A.I. is a futuristic fairy-tale, an enchanting story of a boy mechanoid ("mecha") called David who embarks on a journey because he wants to be loved by the woman he calls his mother. With parallels to the story of Pinocchio, Spielberg takes us on a spellbinding exploration of love, hate, friendship, prejudice and ultimately what it is to be human, and what it is to be without humanity.
Told in three vastly different acts, the story takes us from somewhat familiar home settings, through the grittiness of the Flesh Fair; the glamour, glitz and sleaze of Rouge City; to a final half hour in the most imaginative and dreamlike vision of the distant future.
This film communicates on many levels, and is held together by a gloriously unique concept, a cast of interesting and well-portrayed characters (including excellent cameos by Robin Williams, Ben Kingsley and Meryl Streep), a simple and beautiful musical score by John Williams that - for a change, had me guessing for a while and didn't sound like Williams at all - and excellent visual direction by Spielberg.

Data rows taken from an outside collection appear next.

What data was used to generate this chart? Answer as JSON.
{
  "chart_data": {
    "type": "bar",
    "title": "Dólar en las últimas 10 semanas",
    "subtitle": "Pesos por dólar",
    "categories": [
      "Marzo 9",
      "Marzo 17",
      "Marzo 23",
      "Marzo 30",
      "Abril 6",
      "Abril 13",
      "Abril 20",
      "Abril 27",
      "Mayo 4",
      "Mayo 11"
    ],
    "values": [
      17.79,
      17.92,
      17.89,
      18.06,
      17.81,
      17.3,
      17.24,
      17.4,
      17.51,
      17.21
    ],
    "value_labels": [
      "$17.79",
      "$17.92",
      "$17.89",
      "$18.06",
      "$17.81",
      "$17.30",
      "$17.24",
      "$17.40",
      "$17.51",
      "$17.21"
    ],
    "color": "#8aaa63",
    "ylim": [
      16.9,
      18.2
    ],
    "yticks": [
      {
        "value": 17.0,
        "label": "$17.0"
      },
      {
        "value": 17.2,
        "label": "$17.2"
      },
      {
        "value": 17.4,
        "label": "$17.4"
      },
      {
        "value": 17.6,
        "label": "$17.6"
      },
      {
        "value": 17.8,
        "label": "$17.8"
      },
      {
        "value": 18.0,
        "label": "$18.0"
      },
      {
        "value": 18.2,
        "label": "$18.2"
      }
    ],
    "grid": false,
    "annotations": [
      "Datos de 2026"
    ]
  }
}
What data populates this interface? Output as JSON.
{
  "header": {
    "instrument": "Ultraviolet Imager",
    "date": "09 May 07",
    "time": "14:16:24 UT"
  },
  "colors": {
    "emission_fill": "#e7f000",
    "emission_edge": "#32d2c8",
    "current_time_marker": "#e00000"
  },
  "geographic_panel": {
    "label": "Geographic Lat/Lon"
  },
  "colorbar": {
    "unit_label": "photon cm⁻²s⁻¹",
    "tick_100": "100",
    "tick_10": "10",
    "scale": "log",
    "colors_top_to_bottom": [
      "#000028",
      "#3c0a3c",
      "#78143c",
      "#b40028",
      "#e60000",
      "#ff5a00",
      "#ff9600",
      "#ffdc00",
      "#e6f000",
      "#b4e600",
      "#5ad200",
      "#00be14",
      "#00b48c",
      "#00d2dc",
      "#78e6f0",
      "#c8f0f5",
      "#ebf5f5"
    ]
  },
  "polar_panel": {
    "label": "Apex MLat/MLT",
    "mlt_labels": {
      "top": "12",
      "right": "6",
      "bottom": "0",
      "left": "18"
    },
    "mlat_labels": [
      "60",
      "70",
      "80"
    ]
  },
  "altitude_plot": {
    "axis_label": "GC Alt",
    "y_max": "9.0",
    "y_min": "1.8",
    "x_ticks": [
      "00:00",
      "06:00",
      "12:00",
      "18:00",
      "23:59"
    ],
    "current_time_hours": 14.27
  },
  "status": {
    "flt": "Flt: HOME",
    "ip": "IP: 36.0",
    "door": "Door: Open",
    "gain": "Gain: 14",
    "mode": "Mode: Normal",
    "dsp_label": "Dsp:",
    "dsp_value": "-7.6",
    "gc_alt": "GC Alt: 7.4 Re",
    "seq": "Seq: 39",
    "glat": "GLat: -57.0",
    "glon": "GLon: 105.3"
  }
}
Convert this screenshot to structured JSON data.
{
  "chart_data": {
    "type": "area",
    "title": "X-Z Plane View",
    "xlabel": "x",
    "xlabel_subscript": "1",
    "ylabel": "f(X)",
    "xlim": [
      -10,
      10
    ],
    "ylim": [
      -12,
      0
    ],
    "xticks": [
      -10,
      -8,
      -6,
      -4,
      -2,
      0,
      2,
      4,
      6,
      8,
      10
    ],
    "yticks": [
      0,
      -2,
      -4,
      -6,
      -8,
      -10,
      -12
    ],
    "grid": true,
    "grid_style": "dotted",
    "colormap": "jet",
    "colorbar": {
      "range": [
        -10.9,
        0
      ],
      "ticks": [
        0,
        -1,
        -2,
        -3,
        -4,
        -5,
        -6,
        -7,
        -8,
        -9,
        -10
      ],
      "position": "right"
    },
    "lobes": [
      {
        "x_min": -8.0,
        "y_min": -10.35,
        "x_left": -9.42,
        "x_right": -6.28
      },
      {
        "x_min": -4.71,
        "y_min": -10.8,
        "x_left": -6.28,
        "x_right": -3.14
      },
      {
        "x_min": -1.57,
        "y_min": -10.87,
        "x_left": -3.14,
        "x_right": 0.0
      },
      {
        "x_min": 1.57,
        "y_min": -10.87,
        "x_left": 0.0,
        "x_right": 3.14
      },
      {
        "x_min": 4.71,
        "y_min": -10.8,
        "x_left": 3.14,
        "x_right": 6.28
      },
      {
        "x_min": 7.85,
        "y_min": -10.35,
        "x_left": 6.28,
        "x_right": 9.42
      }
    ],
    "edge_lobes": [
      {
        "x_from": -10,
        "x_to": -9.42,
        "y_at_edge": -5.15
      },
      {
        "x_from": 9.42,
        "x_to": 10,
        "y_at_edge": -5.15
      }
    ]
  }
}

While it must be said that I found the first 50 minutes unnecessarily slow-paced, and not entirely successful in conveying the emotions and motives of David's parents, the last two acts more than make up for this imbalance. The character of Teddy, a semi-intelligent robotic soft toy who is essentially playing the part of David's conscience, also has a vital role of stitching together the broken scenes, smoothing out the storyline, and adding moments of much needed comedy.
Every time I watch A.I., I come away with a new message, another meaning in the story I hadn't spotted before, and it never fails to fill my eyes with tears at the end. The finale is pure magic, and can only be appreciated in context with the first two acts.
It is a tragedy that Kubrick, the great film visionary revered by Spielberg and who had wanted to make this movie for over 10 years, died before it could be made - although Spielberg incorporated many of his concepts and worked closely with his production company. For once, Spielberg avoided being over-sentimental, having struck a fine balance between emotion and reason, and I think has succeeded in bringing to life a story that is as accessible and relevant for adults as it is for children. I believe he would have made Kubrick proud, and it is a fitting dedication to his memory.